Phrygia was a state in the western part of Anatolia, and it reached its peak in the 8th century BCE before being conquered by the Cimmerians, after which it successively became part of several ancient empires, including those of Persia and Rome. It was the home of the legend of King Midas, who turned anything he touched into gold, and also of the famous Gordian Knot, which Alexander the Great is supposed to have cut to show he would conquer Asia. Phrygia survived in the Byzantine Empire until its fall to the Ottomans in the 15th century, after which the name was no longer used.
As always with these reviews, it is the pictures that tell much of the story, and from the ones of this set it is easy to see that the quality of production is pretty poor. The detail is not at all sharp or clear, and is often lacking entirely. In particular, the faces are very vague, and the hands often lack any suggestion of fingers, while many of them make no attempt to suggest they are grasping whatever they are supposed to be holding. As is common with this producer, the backs of the figures are much flatter than the front, so you will have to trust us when we say the above photos are of their better side! Some of the items that should be curved, such as limbs, have way too many corners on them. They also seem quite inconsistent, with more variation in height than you usually get in a set, and some objects like weapons are very poorly defined, to the point that we could not decide what the first figure in the second row holds (some sort of pick?). Most of them have a very thick line where the moulds meet, and as can be seen there is a fair amount of flash, while some like two of the poses in our bottom row have a mass of extra plastic between the legs (they wear long cloaks, but this does not justify so much extra plastic). For no apparent reason, the first man in the last row has no base. On the box photo he is propped up against something, and from his pose he is clearly not supposed to be lying down, either on his face or his back, yet he does not stand by himself.
Despite the poor detail, we can see that a variety of costumes are being worn here. Most seem to be long tunics with either leggings or trousers, and the headgear is equally varied; some may even be helmets, but some are clearly the famous Phrygian cap. The box gives no date for these men, but in any case evidence is scarce on their appearance, though we see nothing here that seems particularly inappropriate. The weapons include several styles of axe; one (last man in top row) is mounted on the world’s shortest handle. The others have spears, and there are three unarmed poses, but it is hard to say if any of this is correct, particularly given the crude way they have been rendered. Shields too are very varied, coming in many shapes including the traditional peltast crescent form, and again it is hard to say if any are wrong.
The poses are extremely static. No one is walking, let along running, and the only activity is that a few are waving their weapon in the air. You won’t be surprised to hear that the poses are also very flat, so several are holding their shield behind them for some reason, and not one weapon is actually pointing forward of the man. We have no clue what the three unarmed men are doing, so this is a really bland and uninspiring collection of poses with almost no life to them at all, and since every figure comes as a single piece there is no scope for improving them either.
The box claims it contains 24+ figures, and we found one extra copy of one of the poses, which may be random, so assume you will get two of each pose and you might find a surprise extra or two.
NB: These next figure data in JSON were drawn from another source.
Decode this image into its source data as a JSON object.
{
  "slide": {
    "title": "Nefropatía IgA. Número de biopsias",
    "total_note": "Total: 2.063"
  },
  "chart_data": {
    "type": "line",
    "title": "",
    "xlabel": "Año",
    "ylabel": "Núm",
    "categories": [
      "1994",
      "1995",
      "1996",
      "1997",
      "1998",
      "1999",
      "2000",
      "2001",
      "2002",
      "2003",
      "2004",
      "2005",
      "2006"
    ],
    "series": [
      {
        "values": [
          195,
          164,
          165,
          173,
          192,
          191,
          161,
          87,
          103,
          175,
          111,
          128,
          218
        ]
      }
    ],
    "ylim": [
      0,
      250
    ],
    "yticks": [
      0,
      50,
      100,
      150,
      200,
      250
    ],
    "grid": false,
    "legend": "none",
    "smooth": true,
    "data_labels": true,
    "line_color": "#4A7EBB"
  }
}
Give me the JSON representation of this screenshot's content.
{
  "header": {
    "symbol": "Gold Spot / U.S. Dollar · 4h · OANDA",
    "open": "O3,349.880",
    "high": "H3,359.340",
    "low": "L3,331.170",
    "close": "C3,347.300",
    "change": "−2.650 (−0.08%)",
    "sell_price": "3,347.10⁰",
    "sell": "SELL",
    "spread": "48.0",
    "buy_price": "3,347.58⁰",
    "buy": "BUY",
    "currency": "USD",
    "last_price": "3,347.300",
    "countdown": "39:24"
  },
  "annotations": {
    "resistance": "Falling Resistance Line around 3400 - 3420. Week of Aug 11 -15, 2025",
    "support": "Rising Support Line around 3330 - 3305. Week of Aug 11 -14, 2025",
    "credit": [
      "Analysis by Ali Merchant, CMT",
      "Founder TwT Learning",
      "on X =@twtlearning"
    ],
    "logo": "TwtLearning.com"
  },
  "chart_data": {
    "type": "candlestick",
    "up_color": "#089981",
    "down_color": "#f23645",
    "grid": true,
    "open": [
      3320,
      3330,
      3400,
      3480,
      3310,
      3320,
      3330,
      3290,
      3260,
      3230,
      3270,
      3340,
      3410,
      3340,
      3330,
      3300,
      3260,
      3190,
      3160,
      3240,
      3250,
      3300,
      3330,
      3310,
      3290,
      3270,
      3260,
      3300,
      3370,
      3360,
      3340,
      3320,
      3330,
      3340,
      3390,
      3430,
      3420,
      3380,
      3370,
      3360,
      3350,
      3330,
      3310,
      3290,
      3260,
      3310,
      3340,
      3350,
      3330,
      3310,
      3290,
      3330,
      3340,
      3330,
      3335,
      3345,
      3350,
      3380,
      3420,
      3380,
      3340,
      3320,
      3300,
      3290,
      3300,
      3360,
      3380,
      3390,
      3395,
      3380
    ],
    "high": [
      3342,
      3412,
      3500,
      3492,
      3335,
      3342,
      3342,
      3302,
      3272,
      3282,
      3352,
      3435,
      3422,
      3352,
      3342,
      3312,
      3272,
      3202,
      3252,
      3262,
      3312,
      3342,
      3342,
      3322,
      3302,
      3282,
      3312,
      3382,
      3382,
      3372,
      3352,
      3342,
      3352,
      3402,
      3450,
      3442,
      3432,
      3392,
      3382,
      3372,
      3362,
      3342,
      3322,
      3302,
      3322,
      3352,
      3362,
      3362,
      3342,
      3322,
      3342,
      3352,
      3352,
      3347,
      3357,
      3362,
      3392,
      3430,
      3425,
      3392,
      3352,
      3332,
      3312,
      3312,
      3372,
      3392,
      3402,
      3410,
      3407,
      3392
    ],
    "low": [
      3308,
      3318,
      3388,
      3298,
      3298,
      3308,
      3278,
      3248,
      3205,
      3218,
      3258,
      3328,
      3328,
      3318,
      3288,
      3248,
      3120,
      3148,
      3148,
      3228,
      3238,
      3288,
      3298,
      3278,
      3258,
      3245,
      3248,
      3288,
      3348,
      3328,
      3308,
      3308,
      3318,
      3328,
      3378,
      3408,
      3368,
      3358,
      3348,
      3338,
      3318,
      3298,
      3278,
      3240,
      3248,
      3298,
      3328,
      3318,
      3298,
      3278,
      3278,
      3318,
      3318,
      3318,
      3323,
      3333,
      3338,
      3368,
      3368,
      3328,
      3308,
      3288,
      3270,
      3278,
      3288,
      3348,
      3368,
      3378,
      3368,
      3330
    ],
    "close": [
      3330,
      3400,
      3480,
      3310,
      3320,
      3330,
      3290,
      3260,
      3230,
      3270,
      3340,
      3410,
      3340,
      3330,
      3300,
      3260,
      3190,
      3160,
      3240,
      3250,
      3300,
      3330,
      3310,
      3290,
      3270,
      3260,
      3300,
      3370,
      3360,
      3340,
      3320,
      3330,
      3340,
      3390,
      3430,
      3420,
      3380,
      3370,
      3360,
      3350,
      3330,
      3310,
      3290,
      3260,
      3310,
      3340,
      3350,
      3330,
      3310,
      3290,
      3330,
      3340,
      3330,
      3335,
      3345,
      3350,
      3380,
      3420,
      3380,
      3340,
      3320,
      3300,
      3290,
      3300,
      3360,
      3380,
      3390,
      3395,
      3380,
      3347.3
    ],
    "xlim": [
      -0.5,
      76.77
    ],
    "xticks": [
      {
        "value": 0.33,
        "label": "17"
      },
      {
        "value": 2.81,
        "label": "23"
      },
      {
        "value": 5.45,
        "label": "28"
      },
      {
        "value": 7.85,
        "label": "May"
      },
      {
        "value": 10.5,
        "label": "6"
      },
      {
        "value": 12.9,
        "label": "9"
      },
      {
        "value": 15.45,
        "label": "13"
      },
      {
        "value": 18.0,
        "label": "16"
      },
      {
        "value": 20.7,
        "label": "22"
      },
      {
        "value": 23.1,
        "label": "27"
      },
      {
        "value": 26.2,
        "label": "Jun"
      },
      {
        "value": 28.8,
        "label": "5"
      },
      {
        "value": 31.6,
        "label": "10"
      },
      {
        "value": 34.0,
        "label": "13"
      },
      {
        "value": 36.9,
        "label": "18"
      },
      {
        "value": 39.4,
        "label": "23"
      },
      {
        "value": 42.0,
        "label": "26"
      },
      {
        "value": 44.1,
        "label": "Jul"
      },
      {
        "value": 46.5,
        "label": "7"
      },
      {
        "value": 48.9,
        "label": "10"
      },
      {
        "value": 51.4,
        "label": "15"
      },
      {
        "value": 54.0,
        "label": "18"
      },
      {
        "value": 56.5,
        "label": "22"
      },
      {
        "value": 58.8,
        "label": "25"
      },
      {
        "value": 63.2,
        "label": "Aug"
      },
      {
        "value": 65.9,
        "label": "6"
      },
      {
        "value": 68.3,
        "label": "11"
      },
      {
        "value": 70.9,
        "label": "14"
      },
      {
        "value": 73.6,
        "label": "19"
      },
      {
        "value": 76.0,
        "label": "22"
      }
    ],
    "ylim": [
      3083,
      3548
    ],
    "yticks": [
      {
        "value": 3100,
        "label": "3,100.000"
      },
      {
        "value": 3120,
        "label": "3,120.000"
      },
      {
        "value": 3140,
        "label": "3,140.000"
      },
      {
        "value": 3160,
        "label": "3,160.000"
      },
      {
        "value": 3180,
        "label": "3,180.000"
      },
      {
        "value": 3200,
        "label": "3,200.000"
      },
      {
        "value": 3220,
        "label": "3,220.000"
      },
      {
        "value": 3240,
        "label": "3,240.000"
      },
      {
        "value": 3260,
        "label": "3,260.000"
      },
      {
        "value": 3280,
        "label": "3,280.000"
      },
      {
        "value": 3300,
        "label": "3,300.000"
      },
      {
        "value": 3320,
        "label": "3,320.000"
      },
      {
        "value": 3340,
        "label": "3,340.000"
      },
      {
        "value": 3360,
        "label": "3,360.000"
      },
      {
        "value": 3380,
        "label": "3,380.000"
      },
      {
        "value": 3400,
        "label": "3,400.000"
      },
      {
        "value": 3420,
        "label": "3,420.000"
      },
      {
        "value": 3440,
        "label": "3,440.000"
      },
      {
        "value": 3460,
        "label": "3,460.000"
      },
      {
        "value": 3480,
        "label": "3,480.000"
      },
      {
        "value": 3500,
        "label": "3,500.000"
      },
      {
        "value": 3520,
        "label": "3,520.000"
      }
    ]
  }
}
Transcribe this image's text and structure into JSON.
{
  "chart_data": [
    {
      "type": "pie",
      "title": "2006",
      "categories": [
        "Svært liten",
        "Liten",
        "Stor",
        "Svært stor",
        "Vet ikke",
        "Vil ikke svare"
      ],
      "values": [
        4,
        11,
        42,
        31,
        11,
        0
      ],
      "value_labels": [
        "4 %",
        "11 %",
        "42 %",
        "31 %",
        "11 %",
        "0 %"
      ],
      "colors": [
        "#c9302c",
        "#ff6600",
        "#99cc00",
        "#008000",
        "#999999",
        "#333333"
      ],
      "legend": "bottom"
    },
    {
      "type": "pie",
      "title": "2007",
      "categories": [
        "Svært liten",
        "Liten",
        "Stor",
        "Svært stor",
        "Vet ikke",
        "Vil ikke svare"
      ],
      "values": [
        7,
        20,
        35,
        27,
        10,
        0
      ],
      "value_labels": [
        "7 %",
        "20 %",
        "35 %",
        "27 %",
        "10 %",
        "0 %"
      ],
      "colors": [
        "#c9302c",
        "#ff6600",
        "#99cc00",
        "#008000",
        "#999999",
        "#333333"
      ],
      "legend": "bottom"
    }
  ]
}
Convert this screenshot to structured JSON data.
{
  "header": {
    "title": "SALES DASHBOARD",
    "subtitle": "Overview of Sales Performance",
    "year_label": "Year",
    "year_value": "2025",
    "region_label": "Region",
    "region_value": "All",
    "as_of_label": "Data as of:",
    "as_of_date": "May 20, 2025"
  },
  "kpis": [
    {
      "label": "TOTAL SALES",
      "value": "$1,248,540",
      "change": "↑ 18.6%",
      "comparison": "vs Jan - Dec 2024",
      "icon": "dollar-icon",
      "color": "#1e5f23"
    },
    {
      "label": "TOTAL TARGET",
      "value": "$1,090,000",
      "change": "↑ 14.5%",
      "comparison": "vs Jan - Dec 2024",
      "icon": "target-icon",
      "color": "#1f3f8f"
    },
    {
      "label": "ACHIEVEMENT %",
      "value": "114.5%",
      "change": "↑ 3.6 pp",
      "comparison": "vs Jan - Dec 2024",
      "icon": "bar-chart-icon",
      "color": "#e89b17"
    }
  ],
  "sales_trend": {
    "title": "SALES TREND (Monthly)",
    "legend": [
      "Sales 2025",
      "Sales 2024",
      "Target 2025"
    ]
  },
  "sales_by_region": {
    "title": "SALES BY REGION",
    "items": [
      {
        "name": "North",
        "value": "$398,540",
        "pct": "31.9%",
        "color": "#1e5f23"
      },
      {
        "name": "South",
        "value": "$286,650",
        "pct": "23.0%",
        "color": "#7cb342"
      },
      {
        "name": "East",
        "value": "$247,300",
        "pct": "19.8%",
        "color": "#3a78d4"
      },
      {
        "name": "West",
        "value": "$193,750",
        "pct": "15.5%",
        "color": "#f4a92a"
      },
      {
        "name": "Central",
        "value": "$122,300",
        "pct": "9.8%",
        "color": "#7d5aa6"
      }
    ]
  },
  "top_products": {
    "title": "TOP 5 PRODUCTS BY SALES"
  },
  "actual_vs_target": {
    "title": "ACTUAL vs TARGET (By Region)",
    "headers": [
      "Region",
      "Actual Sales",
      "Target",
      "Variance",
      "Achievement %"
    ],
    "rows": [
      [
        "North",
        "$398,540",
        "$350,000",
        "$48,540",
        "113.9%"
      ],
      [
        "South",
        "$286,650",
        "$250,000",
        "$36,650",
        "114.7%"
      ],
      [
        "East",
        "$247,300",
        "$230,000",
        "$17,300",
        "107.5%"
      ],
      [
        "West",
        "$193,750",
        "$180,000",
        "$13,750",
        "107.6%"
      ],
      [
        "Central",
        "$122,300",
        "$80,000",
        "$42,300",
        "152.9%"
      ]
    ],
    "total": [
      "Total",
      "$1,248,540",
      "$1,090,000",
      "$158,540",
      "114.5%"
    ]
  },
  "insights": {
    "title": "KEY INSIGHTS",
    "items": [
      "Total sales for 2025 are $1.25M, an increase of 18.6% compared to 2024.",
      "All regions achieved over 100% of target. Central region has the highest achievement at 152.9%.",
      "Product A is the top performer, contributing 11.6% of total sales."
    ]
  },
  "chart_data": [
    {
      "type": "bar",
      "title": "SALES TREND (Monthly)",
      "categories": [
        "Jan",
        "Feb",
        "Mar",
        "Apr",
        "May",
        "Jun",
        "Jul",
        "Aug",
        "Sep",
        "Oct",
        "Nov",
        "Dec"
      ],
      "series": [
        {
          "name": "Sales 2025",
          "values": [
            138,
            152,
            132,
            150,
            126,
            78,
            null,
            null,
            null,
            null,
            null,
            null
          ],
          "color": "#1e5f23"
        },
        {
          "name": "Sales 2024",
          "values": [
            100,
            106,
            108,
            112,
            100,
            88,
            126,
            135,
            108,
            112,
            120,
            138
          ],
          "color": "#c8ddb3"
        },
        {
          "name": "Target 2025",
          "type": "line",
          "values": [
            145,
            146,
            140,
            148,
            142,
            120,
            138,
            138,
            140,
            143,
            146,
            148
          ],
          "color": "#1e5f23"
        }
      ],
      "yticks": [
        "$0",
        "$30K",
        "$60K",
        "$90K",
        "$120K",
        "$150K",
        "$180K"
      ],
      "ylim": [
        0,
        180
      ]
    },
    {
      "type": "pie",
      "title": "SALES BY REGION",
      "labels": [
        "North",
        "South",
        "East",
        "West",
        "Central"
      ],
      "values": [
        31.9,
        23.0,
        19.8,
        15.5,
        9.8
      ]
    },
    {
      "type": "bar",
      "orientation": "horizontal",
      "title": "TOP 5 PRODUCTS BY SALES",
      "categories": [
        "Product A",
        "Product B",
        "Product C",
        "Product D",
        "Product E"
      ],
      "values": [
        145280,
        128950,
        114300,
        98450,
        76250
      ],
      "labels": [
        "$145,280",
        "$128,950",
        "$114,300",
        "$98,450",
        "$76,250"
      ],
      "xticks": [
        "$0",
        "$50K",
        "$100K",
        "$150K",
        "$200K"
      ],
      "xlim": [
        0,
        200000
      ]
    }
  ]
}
However, to have got that far you must have purchased this set, and it is really hard to think why you would do so. The quality of the sculpting and the poses fail to recommend this set, and as general ancients there are much better alternatives elsewhere. There is nothing here that really inspires you to do anything with these models, though they do at least recognise yet another of the many smaller states in the ancient Mediterranean World.